I’m in San Jose, California, for work this week, and I’m struck again by the “personality” of the city.  (I now live in Seattle, but I used to live in the Bay Area, including a year in San Jose.)  San Jose is a big city by accident and has little hope of ever growing past that.  Twenty -plus years ago, San Jose was a small city, more orchards than high tech.  Its population has grown significantly since then, but San Jose will probably never be a world-class city.
  • San Jose is probably in the top 20 cities in terms of population (it is third in the state of California), but it is undoubtedly also in the top 20 in terms of surface area.  Sprawl says it all.  Miles and miles.
  • The only major league sports team based here is hockey (the San Jose Sharks).
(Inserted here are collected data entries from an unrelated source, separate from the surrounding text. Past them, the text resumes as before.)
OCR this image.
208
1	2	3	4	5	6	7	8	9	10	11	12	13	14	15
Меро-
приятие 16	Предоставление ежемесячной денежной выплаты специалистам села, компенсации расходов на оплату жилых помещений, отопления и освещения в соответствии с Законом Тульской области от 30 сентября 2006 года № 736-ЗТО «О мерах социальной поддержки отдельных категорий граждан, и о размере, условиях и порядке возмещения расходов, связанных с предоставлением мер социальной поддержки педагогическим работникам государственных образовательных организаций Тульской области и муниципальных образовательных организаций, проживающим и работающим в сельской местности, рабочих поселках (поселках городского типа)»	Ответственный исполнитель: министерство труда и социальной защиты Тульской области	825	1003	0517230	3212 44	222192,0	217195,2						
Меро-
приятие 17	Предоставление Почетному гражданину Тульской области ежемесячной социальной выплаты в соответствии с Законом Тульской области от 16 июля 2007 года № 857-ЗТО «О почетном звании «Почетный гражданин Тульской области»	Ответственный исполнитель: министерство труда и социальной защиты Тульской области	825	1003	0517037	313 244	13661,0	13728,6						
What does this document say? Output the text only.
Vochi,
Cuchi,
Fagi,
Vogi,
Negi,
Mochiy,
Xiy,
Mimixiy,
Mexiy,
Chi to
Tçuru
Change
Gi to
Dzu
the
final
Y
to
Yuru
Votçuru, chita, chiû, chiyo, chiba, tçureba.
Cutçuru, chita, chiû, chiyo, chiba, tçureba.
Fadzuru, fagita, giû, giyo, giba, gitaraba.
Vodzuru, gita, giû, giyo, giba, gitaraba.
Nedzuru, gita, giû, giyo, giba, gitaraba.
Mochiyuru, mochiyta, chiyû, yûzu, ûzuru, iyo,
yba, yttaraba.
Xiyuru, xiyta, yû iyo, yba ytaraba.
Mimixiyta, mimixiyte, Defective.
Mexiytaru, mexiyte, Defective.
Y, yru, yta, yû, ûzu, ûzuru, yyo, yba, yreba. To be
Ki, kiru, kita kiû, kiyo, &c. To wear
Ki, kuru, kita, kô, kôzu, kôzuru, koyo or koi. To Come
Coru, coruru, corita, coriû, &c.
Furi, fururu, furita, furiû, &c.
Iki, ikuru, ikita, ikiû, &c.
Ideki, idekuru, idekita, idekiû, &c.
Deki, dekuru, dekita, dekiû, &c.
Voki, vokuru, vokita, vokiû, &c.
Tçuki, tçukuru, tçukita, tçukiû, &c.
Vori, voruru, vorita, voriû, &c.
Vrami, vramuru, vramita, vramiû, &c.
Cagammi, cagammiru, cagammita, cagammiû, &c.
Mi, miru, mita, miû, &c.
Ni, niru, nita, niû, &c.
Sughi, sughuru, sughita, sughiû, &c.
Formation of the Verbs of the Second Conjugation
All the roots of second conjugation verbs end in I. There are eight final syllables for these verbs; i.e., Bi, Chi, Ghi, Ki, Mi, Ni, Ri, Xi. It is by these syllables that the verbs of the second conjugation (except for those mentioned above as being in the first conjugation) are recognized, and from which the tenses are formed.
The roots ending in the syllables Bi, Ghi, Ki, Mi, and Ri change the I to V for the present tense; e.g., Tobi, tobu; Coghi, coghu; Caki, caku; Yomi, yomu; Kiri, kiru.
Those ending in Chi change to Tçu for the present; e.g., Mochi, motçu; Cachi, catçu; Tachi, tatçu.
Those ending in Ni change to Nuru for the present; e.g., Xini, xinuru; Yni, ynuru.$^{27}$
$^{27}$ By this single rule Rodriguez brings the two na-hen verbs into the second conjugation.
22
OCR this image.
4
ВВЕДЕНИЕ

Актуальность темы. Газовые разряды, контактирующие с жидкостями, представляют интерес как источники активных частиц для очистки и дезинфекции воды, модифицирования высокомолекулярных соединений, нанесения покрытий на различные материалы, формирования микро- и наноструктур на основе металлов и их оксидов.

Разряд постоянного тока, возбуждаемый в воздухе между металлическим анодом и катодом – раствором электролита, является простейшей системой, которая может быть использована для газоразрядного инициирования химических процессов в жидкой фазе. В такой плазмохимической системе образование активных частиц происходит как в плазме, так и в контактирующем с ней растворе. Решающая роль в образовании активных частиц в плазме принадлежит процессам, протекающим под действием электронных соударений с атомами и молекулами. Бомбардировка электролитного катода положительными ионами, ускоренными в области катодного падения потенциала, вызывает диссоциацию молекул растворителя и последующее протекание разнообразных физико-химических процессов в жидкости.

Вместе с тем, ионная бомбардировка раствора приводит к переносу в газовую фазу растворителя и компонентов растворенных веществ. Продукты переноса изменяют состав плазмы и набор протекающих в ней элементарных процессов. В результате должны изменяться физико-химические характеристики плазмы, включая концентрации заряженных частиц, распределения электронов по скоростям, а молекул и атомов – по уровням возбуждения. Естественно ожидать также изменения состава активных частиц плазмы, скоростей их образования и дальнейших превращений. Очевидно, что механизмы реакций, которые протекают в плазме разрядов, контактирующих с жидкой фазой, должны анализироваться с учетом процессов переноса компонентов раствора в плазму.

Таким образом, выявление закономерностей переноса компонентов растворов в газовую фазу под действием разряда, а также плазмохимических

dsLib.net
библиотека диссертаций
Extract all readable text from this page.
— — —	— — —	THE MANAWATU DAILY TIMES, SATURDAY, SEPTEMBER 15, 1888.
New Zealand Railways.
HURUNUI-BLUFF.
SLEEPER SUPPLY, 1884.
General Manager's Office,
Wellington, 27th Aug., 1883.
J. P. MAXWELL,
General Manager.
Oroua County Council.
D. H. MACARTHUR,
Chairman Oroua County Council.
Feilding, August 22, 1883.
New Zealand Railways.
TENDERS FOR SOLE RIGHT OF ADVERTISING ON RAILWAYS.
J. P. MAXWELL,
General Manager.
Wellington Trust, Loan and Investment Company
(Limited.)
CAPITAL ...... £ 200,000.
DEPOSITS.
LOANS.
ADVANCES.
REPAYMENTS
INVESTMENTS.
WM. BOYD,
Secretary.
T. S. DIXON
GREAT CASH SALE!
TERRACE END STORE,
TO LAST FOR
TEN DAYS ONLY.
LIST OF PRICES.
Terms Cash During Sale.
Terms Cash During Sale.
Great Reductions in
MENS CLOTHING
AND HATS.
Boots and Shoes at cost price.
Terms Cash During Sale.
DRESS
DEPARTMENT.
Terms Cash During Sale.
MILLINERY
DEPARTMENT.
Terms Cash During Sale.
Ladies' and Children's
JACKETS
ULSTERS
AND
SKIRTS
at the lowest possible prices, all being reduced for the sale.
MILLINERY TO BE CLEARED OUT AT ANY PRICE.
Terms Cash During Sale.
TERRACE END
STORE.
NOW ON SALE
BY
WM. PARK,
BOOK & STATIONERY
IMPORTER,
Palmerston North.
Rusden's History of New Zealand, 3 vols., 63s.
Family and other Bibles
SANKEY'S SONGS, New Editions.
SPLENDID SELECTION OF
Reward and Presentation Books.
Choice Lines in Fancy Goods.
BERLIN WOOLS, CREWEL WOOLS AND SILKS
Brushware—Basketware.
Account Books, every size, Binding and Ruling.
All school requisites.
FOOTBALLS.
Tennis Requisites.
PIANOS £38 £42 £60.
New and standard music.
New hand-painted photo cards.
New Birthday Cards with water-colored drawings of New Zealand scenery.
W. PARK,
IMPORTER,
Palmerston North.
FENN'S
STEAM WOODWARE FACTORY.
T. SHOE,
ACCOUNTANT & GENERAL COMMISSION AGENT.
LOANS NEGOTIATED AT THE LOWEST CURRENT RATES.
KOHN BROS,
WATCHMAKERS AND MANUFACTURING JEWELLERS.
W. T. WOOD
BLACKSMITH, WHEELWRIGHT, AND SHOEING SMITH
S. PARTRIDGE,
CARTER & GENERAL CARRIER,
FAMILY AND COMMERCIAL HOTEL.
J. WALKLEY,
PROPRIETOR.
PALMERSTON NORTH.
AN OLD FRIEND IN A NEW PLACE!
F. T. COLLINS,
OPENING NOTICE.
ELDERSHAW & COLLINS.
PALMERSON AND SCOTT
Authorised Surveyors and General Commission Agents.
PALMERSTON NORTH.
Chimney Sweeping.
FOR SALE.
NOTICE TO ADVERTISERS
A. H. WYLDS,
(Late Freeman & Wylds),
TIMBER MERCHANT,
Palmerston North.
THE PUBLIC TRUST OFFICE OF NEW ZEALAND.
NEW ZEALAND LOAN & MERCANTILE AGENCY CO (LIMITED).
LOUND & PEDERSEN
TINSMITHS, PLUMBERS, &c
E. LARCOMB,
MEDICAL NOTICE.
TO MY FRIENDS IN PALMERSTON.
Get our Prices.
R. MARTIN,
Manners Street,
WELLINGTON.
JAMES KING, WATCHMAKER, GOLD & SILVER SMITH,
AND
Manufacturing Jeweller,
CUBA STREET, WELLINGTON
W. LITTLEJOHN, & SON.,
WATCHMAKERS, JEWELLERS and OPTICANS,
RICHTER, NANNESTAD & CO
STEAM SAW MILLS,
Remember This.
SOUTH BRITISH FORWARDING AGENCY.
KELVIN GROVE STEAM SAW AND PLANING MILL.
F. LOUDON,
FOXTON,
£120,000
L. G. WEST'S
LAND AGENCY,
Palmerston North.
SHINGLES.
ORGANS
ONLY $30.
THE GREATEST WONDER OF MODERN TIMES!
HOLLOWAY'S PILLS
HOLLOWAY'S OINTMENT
  • The tallest building is less than 20 stories.  (Now go drive down Lakeshore in Chicago and count the buildings under 20 stories.)  This is largely caused by the flight path for the airport going right over downtown: buildings simply can’t be any taller.  Without skyscrapers, San Jose simply doesn’t look like a real city downtown.
  • There are no fantastic views.  No snow-capped mountains.  No great rivers or sea vistas (unless you count when the Guadalupe River floods each winter).  And as mentioned, little in the way of towering architecture.
  • The old song says “Do you know the way to San Jose?”  Being only an hour from San Francisco raises the response “Why bother to go there?”.  Many people who work in San Jose live in San Francisco, simply because it’s close enough that they can.  The San Jose airport (SJC) couldn’t make it as an airline hub; people tended to still fly into San Francisco (SFO) instead.  And then there was the Good Morning America “Good Morning from…” from a few years back: “Good Morning from San Francisco, the heart of Silicon Valley!”  (Oh, the shame.)

Updated on June 28, 2010
Small revisions and a link to the song.